According to Boxer, tau protein plays a central role in three kinds of neurodegeneration: primary, where a microtubule-associated protein tau (MAPT) mutation may lead to progressive supranuclear palsy (PSP), Pick’s disease and corticobasal degeneration; secondary, where beta-amyloid peptide in cerebrospinal fluid is a diagnostic indicator of Alzheimer’s disease; and contributory, where epilepsy or Parkinson’s disease are likely diagnoses. For all three, tau gain of function eventually leads to neuronal dysfunction and death, making reduction in this gain of function a priority and prompting AD, PSP and MAPT mutation carriers to be the focus of current clinical trials.
Time is of the essence, Boxer stated, and the quicker the tau biomarker is discovered, the better. Inexpensive, easy biomarker tests are required for this purpose, he added, and a simple plasma P-tau test, which costs approximately $50 to $100 may be the answer, as opposed to a tau PET scan, which may cost $5,000 to $10,000, or an MRI to assess brain atrophy, which can cost as much as $2,000.
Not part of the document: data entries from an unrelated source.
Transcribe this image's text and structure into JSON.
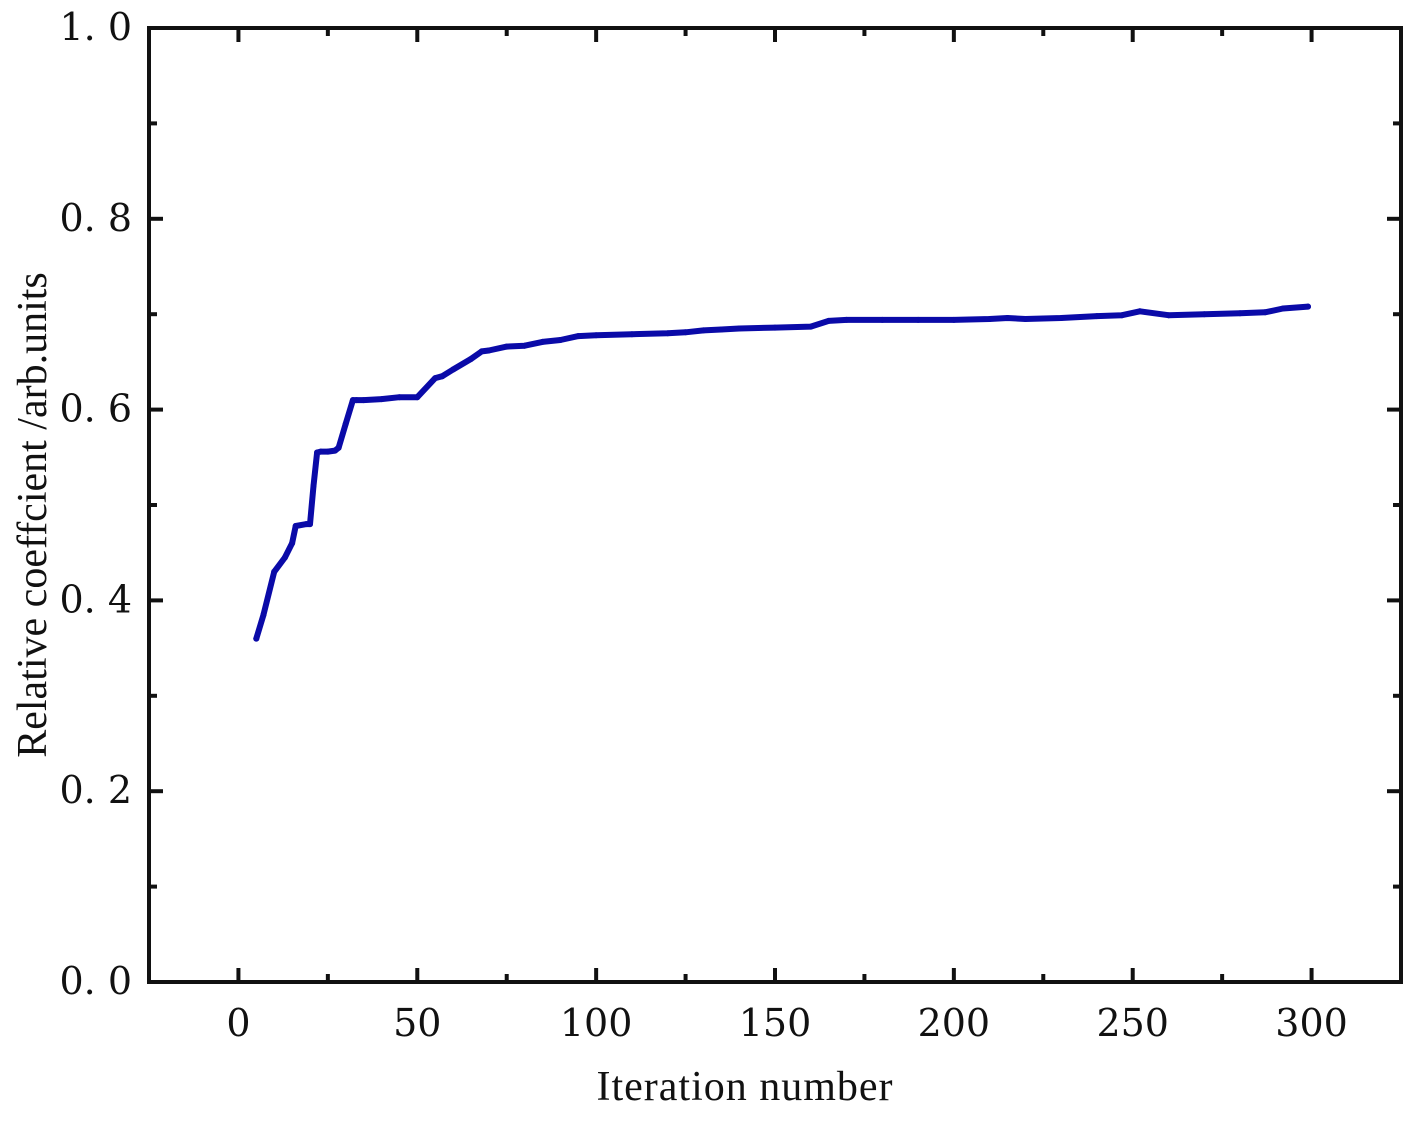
{
  "chart_data": {
    "type": "line",
    "title": "",
    "xlabel": "Iteration number",
    "ylabel": "Relative coeffcient /arb.units",
    "xlim": [
      -25,
      325
    ],
    "ylim": [
      0.0,
      1.0
    ],
    "x_ticks": [
      0,
      50,
      100,
      150,
      200,
      250,
      300
    ],
    "x_tick_labels": [
      "0",
      "50",
      "100",
      "150",
      "200",
      "250",
      "300"
    ],
    "y_ticks": [
      0.0,
      0.2,
      0.4,
      0.6,
      0.8,
      1.0
    ],
    "y_tick_labels": [
      "0. 0",
      "0. 2",
      "0. 4",
      "0. 6",
      "0. 8",
      "1. 0"
    ],
    "grid": false,
    "legend": "none",
    "colors": {
      "series": "#0a0aa8",
      "axes": "#111111"
    },
    "series": [
      {
        "x": [
          5,
          7,
          10,
          13,
          15,
          16,
          19,
          20,
          21,
          22,
          23,
          25,
          27,
          28,
          30,
          32,
          33,
          35,
          40,
          45,
          50,
          55,
          57,
          60,
          65,
          68,
          70,
          75,
          80,
          85,
          90,
          95,
          100,
          110,
          120,
          125,
          130,
          135,
          140,
          150,
          160,
          165,
          170,
          180,
          190,
          200,
          210,
          215,
          220,
          230,
          240,
          247,
          252,
          260,
          270,
          280,
          287,
          292,
          299
        ],
        "y": [
          0.36,
          0.385,
          0.43,
          0.445,
          0.46,
          0.478,
          0.48,
          0.48,
          0.52,
          0.555,
          0.556,
          0.556,
          0.557,
          0.56,
          0.585,
          0.61,
          0.61,
          0.61,
          0.611,
          0.613,
          0.613,
          0.633,
          0.635,
          0.642,
          0.653,
          0.661,
          0.662,
          0.666,
          0.667,
          0.671,
          0.673,
          0.677,
          0.678,
          0.679,
          0.68,
          0.681,
          0.683,
          0.684,
          0.685,
          0.686,
          0.687,
          0.693,
          0.694,
          0.694,
          0.694,
          0.694,
          0.695,
          0.696,
          0.695,
          0.696,
          0.698,
          0.699,
          0.703,
          0.699,
          0.7,
          0.701,
          0.702,
          0.706,
          0.708
        ]
      }
    ]
  }
}
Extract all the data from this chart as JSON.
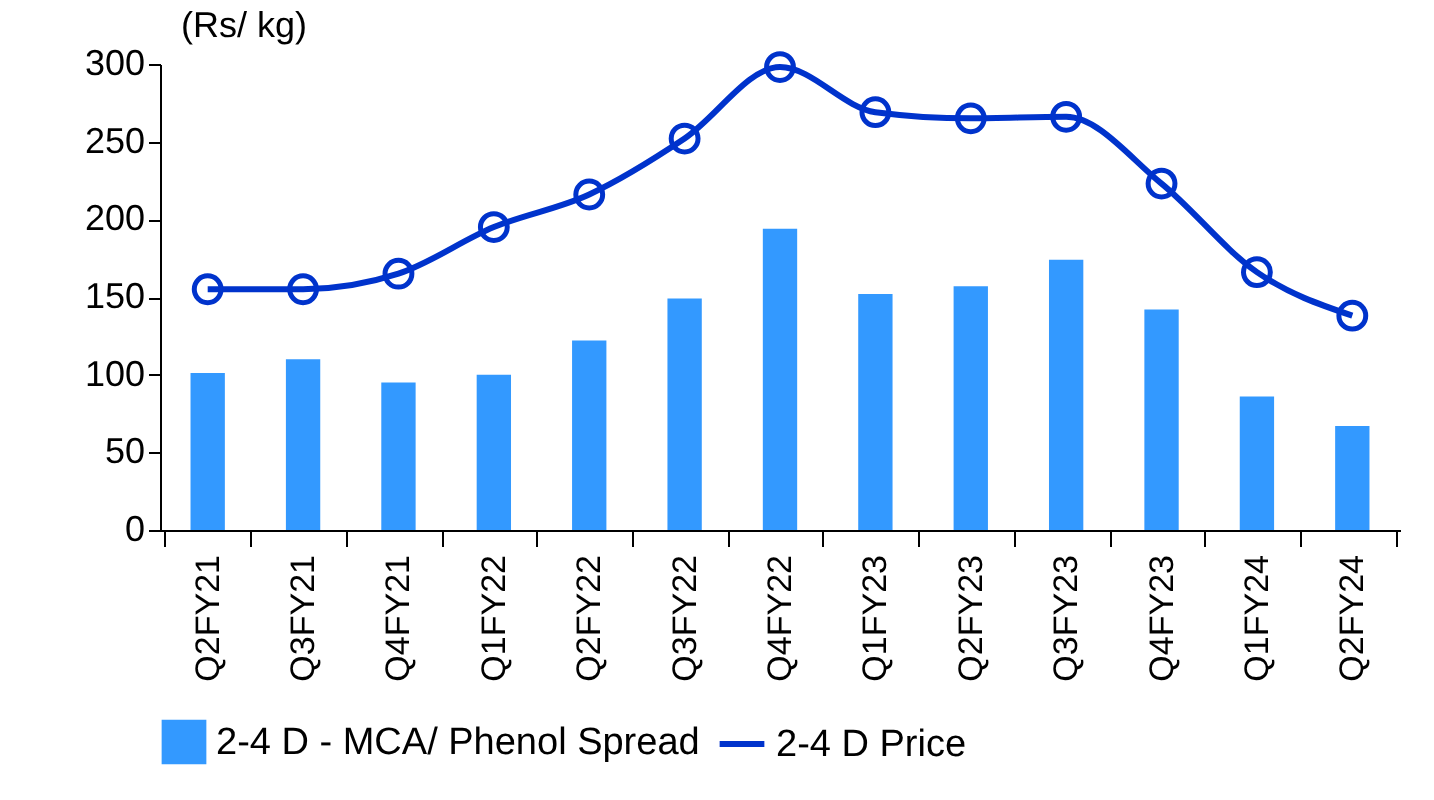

Boxer noted there have been no successful tau therapies and no evidence of clinical efficacy to date, although research and clinical trials are underway.
“These are still early days for therapeutics, and not time to give up yet,” Boxer told attendees. “But we need to double down, accelerate our clinical development and use what we’re learning about the biology of tau.”